Picture the scene: hundreds of kids working hard on the most important exams of their lives, scribbling away in the insane summer heat. With me standing at the side of the room looking bored. Oddly, it wasn’t as involved as I thought it would be, as only a handful of people have needed my expert help. In three days of invigilating, I have done the following:
- Escourted two people to the toilets, and humorously exclaiming “I can’t see any answerbooks in there”. Both times.
- Got someone a tissue.
- Got someone some extra paper.
- Found out the candidate number of a student.
- Tried to look important and like I was doing something to earn the silly money I’m being paid when the head teacher unexpectedly came into the hall.
Yeah, it’s a thrilling job. And no doubt the following exciting anecdotes will make it seem even more thrilling.
Today there was a girl who looked like she was a bit worried and had her hand up. I sauntered over prepared to tackle questions about the paper reference, when she simply did a sort of “whispering scream” at me- y’know what I mean, like when someone whispers, but manipulates their voice as if they were shouting. “Spider! … SPIDER!”, she said, before I grasped what she was trying to tell me. I had to go beyond the call of duty and capture a spider that was on the corner of her desk, and escourt it outside. As I was carrying it out, another invigilator (covigilator?) asked me why I hadn’t killed it. It was because of reasons I gave you the gist of the other day. I went rogue, and I was breaking protocol. I took the hostile (aka ’spider’) outside of the building, myself having to leave the building to do this, breaking every rule in the book.

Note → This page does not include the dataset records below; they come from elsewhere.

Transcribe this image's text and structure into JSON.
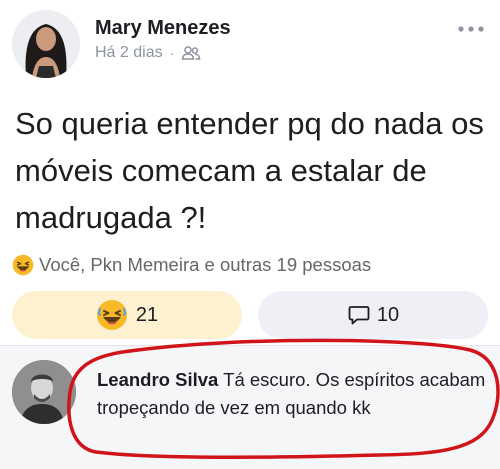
{
  "post": {
    "author": "Mary Menezes",
    "time": "Há 2 dias",
    "separator": "·",
    "audience_icon": "friends-icon",
    "text": "So queria entender pq do nada os móveis comecam a estalar de madrugada ?!"
  },
  "reactions": {
    "emoji": "laughing-emoji",
    "summary": "Você, Pkn Memeira e outras 19 pessoas",
    "reaction_count": "21",
    "comment_count": "10"
  },
  "comment": {
    "author": "Leandro Silva",
    "text": "Tá escuro. Os espíritos acabam tropeçando de vez em quando kk"
  },
  "colors": {
    "reaction_button_bg": "#fdf1cf",
    "comment_button_bg": "#eef0f6",
    "highlight_oval": "#d0141a",
    "secondary_text": "#8d949e"
  }
}
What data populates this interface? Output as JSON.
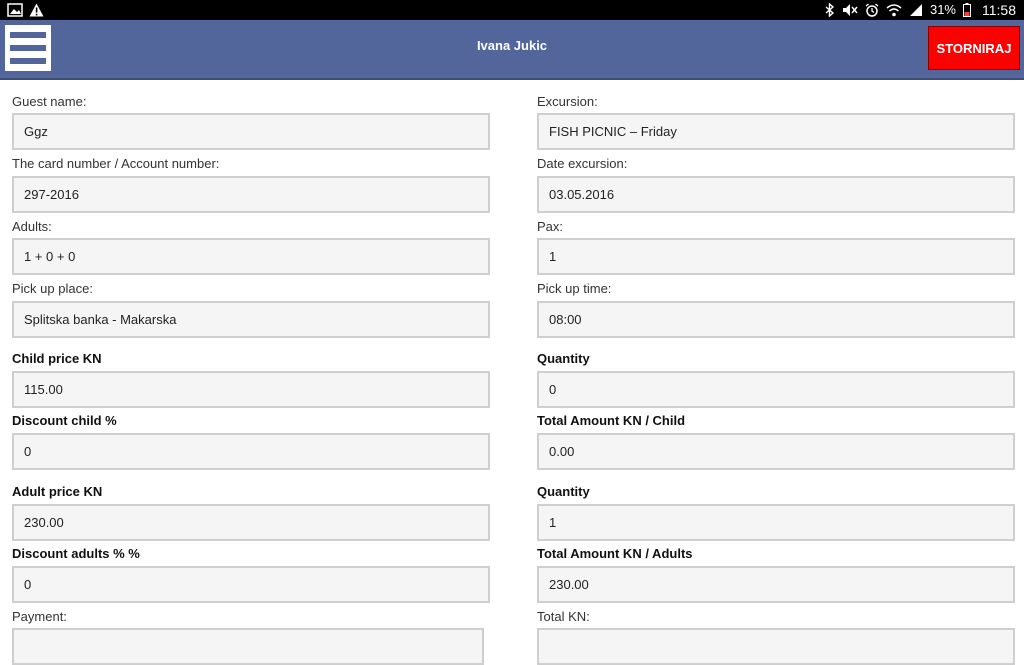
{
  "status_bar": {
    "battery_percent": "31%",
    "time": "11:58",
    "icons": [
      "image-icon",
      "warning-icon",
      "bluetooth-icon",
      "mute-icon",
      "alarm-icon",
      "wifi-icon",
      "signal-icon",
      "battery-icon"
    ]
  },
  "header": {
    "title": "Ivana Jukic",
    "menu_icon": "hamburger-menu-icon",
    "cancel_label": "STORNIRAJ",
    "colors": {
      "bar": "#52669b",
      "cancel": "#ff0000"
    }
  },
  "form": {
    "left": [
      {
        "label": "Guest name:",
        "value": "Ggz",
        "bold": false
      },
      {
        "label": "The card number / Account number:",
        "value": "297-2016",
        "bold": false
      },
      {
        "label": "Adults:",
        "value": "1 + 0 + 0",
        "bold": false
      },
      {
        "label": "Pick up place:",
        "value": "Splitska banka - Makarska",
        "bold": false
      },
      {
        "label": "Child price KN",
        "value": "115.00",
        "bold": true
      },
      {
        "label": "Discount child %",
        "value": "0",
        "bold": true
      },
      {
        "label": "Adult price KN",
        "value": "230.00",
        "bold": true
      },
      {
        "label": "Discount adults % %",
        "value": "0",
        "bold": true
      },
      {
        "label": "Payment:",
        "value": "",
        "bold": false
      }
    ],
    "right": [
      {
        "label": "Excursion:",
        "value": "FISH PICNIC  – Friday",
        "bold": false
      },
      {
        "label": "Date excursion:",
        "value": "03.05.2016",
        "bold": false
      },
      {
        "label": "Pax:",
        "value": "1",
        "bold": false
      },
      {
        "label": "Pick up time:",
        "value": "08:00",
        "bold": false
      },
      {
        "label": "Quantity",
        "value": "0",
        "bold": true
      },
      {
        "label": "Total Amount KN / Child",
        "value": "0.00",
        "bold": true
      },
      {
        "label": "Quantity",
        "value": "1",
        "bold": true
      },
      {
        "label": "Total Amount KN / Adults",
        "value": "230.00",
        "bold": true
      },
      {
        "label": "Total KN:",
        "value": "",
        "bold": false
      }
    ]
  }
}
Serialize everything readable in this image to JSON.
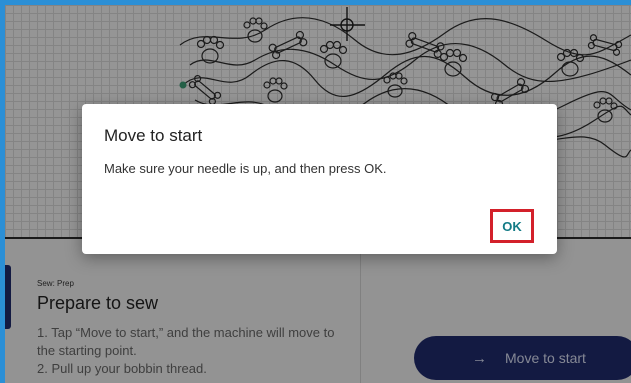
{
  "dialog": {
    "title": "Move to start",
    "message": "Make sure your needle is up, and then press OK.",
    "ok_label": "OK",
    "highlight_color": "#d3202a"
  },
  "panel": {
    "caption": "Sew: Prep",
    "title": "Prepare to sew",
    "steps": [
      "1. Tap “Move to start,” and the machine will move to the starting point.",
      "2. Pull up your bobbin thread."
    ],
    "move_button": {
      "label": "Move to start",
      "icon": "arrow-right-icon"
    }
  },
  "canvas": {
    "pattern": "paw-and-bone quilting design",
    "crosshair_icon": "needle-crosshair-icon",
    "start_marker_color": "#3a9a73"
  },
  "colors": {
    "accent": "#1f2a6b",
    "ok_text": "#137b86",
    "screen_border": "#2b8fd6"
  }
}
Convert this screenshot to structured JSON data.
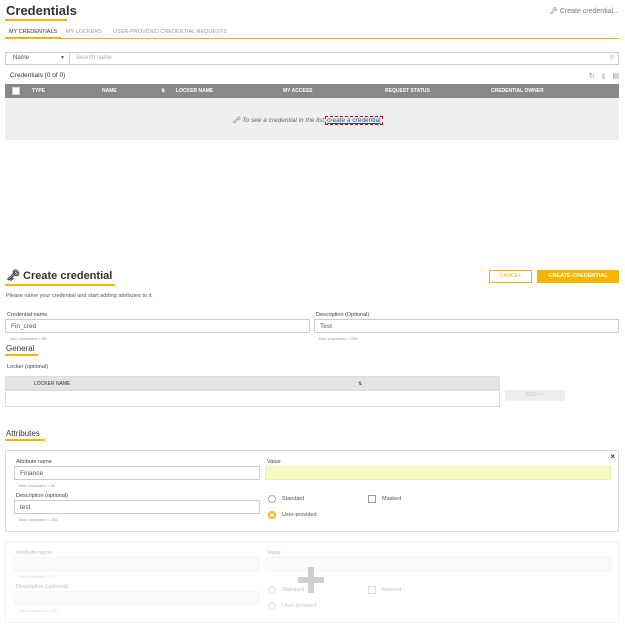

During exams yesterday, I was in the main assembly hall, which aside from hosting exams, had hosted the end of year “prom” a few weeks (days?) earlier. As the exam got started, a helium-filled, star-shaped, mirrored-silver balloon slowly fell from the ceiling and on to the desk of a student. The student looked slightly bemused, to say the least.
Other than that, literally nothing has happend. I literally got paid yesterday for having a nice sit down for two hours. For a few minutes I attempted to look busy, by standing up and moving my head in a security-camera fashion, but gave up and slacked when I noticed the other invigilators sitting down.
It’s been quite nice having some time to think over the big questions in life with few distractions. Yesterday, whilst the A-level Dance written exam was taking place, I was pondering whether persuing a pragmatic foreign policy tangibly benefits a greater number of people than one based on morals and ideology. (My conclusion was that it wouldn’t). Then I tried to think of some good fart jokes for the blog and wondered who would be kicked out of Big Brother.